Cramér's $V$ on Rao-Scott adjusted Pearson $\chi^2$ I have survey data with design weights for stratified sampling. My ultimate goal is to estimate Cramér's $V$ for contingency tables, a Pearson $\chi^2$ based measure. To account for the weights, I am thinking about using Rao-Scott adjustment to estimate $\chi^2$ statistics. However, then it is not clear how to get to Cramér's $V$.

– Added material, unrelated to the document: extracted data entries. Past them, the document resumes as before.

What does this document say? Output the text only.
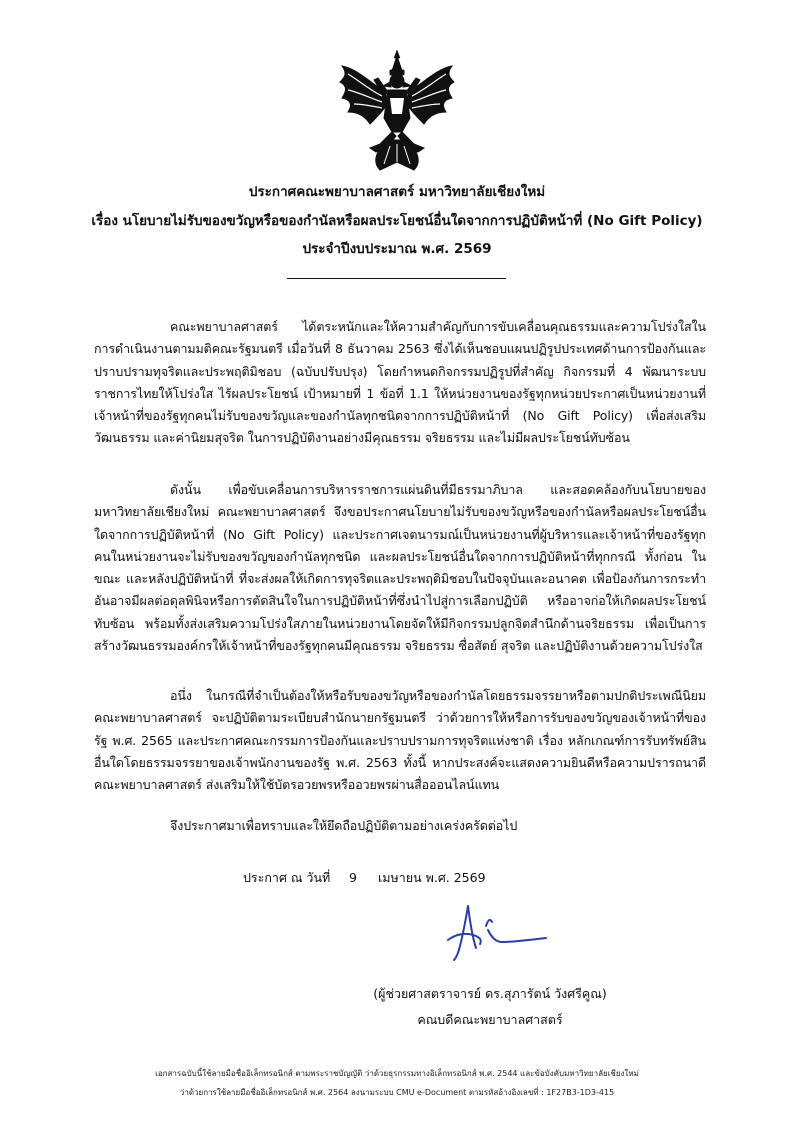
ประกาศคณะพยาบาลศาสตร์ มหาวิทยาลัยเชียงใหม่
เรื่อง นโยบายไม่รับของขวัญหรือของกำนัลหรือผลประโยชน์อื่นใดจากการปฏิบัติหน้าที่ (No Gift Policy)
ประจำปีงบประมาณ พ.ศ. 2569

คณะพยาบาลศาสตร์ ได้ตระหนักและให้ความสำคัญกับการขับเคลื่อนคุณธรรมและความโปร่งใสในการดำเนินงานตามมติคณะรัฐมนตรี เมื่อวันที่ 8 ธันวาคม 2563 ซึ่งได้เห็นชอบแผนปฏิรูปประเทศด้านการป้องกันและปราบปรามทุจริตและประพฤติมิชอบ (ฉบับปรับปรุง) โดยกำหนดกิจกรรมปฏิรูปที่สำคัญ กิจกรรมที่ 4 พัฒนาระบบราชการไทยให้โปร่งใส ไร้ผลประโยชน์ เป้าหมายที่ 1 ข้อที่ 1.1 ให้หน่วยงานของรัฐทุกหน่วยประกาศเป็นหน่วยงานที่เจ้าหน้าที่ของรัฐทุกคนไม่รับของขวัญและของกำนัลทุกชนิดจากการปฏิบัติหน้าที่ (No Gift Policy) เพื่อส่งเสริมวัฒนธรรม และค่านิยมสุจริต ในการปฏิบัติงานอย่างมีคุณธรรม จริยธรรม และไม่มีผลประโยชน์ทับซ้อน

ดังนั้น เพื่อขับเคลื่อนการบริหารราชการแผ่นดินที่มีธรรมาภิบาล และสอดคล้องกับนโยบายของมหาวิทยาลัยเชียงใหม่ คณะพยาบาลศาสตร์ จึงขอประกาศนโยบายไม่รับของขวัญหรือของกำนัลหรือผลประโยชน์อื่นใดจากการปฏิบัติหน้าที่ (No Gift Policy) และประกาศเจตนารมณ์เป็นหน่วยงานที่ผู้บริหารและเจ้าหน้าที่ของรัฐทุกคนในหน่วยงานจะไม่รับของขวัญของกำนัลทุกชนิด และผลประโยชน์อื่นใดจากการปฏิบัติหน้าที่ทุกกรณี ทั้งก่อน ในขณะ และหลังปฏิบัติหน้าที่ ที่จะส่งผลให้เกิดการทุจริตและประพฤติมิชอบในปัจจุบันและอนาคต เพื่อป้องกันการกระทำอันอาจมีผลต่อดุลพินิจหรือการตัดสินใจในการปฏิบัติหน้าที่ซึ่งนำไปสู่การเลือกปฏิบัติ หรืออาจก่อให้เกิดผลประโยชน์ทับซ้อน พร้อมทั้งส่งเสริมความโปร่งใสภายในหน่วยงานโดยจัดให้มีกิจกรรมปลูกจิตสำนึกด้านจริยธรรม เพื่อเป็นการสร้างวัฒนธรรมองค์กรให้เจ้าหน้าที่ของรัฐทุกคนมีคุณธรรม จริยธรรม ซื่อสัตย์ สุจริต และปฏิบัติงานด้วยความโปร่งใส

อนึ่ง ในกรณีที่จำเป็นต้องให้หรือรับของขวัญหรือของกำนัลโดยธรรมจรรยาหรือตามปกติประเพณีนิยม คณะพยาบาลศาสตร์ จะปฏิบัติตามระเบียบสำนักนายกรัฐมนตรี ว่าด้วยการให้หรือการรับของขวัญของเจ้าหน้าที่ของรัฐ พ.ศ. 2565 และประกาศคณะกรรมการป้องกันและปราบปรามการทุจริตแห่งชาติ เรื่อง หลักเกณฑ์การรับทรัพย์สินอื่นใดโดยธรรมจรรยาของเจ้าพนักงานของรัฐ พ.ศ. 2563 ทั้งนี้ หากประสงค์จะแสดงความยินดีหรือความปรารถนาดี คณะพยาบาลศาสตร์ ส่งเสริมให้ใช้บัตรอวยพรหรืออวยพรผ่านสื่อออนไลน์แทน

จึงประกาศมาเพื่อทราบและให้ยึดถือปฏิบัติตามอย่างเคร่งครัดต่อไป

ประกาศ ณ วันที่ 9 เมษายน พ.ศ. 2569
(ผู้ช่วยศาสตราจารย์ ดร.สุภารัตน์ วังศรีคูณ)
คณบดีคณะพยาบาลศาสตร์
เอกสารฉบับนี้ใช้ลายมือชื่ออิเล็กทรอนิกส์ ตามพระราชบัญญัติ ว่าด้วยธุรกรรมทางอิเล็กทรอนิกส์ พ.ศ. 2544 และข้อบังคับมหาวิทยาลัยเชียงใหม่
ว่าด้วยการใช้ลายมือชื่ออิเล็กทรอนิกส์ พ.ศ. 2564 ลงนามระบบ CMU e-Document ตามรหัสอ้างอิงเลขที่ : 1F27B3-1D3-415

Is it accurate to estimate $V$ from a first-order Rao-Scott adjusted $\chi^2$, just like I would estimate it from an unadjusted $\chi^2$? Or should $V$ be adjusted as well?
Thank you!
Some notes:
Link (Original Article)
http://www.amstat.org/sections/srms/proceedings/y2007/Files/JSM2007-000874.pdf (Some summary)
 A: I don't think Cramer's V makes much sense with complex survey data, as your $N$ in the denominator is not well defined. There is a number of replacements for it that can be offered: the design degrees of freedom (# of strata minus # of PSUs); the effective sample size (= sample size / design effect); the denominator d.f. of the Rao-Scott 2nd order correction; or there may be something yet else. If Alastair Scott does not discuss Cramer's V, then it likely just does not make sense.
With complex survey data, hypothesis testing can only be conducted using the Rao-Scott corrected test statistic and its (weird fractional) degrees of freedom, anyway. So coming up with interesting transformations of the statistic may be an interesting scholastic exercise, but it will hardly give you any additional insights.
A: I've just been asked how to do this for the survey package. It looks as though Cramer's $V$ and Udny's $\phi$ do have reasonable definitions as (super)population quantities.
In particular, in the $2\times 2$ case
$$\phi=\frac{n_{00}n_{11}-n_{01}n_{10}}{\sqrt{n_{0\cdot}n_{1\cdot}n_{\cdot 0}n_{\cdot 1}}}$$
and this quantity is just the Pearson correlation and for 2x2 tables $V=\phi$
A plug-in estimator of this for the population would be
$$\hat\phi=\frac{\hat N_{00}\hat N_{11}-\hat N_{01}\hat N_{10}}{\sqrt{\hat N_{0\cdot}\hat N_{1\cdot}\hat N_{\cdot 0}\hat N_{\cdot 1}}}.$$
This is also what you get if you compute it from the Pearson $X^2$ statistic on the population table, which fits with the original motivation of Rao-Scott statistics as approximate corrections to statistics inappropriately computed from the estimated population table.
svycramerV<-function(formula,design,...){
    tbl<-svytable(formula,design,...)
    chisq<-chisq.test(tbl, correct=FALSE)$statistic
    N<-sum(tbl)
    V<-chisq/N/min(dim(tbl)-1)
    names(V)<-"V"
    sqrt(V)
}

So I think there's a reasonable case for defining $\hat V$ or $\hat \phi$ from the estimated population contingency table, as long as there isn't a standard definition that contradicts it.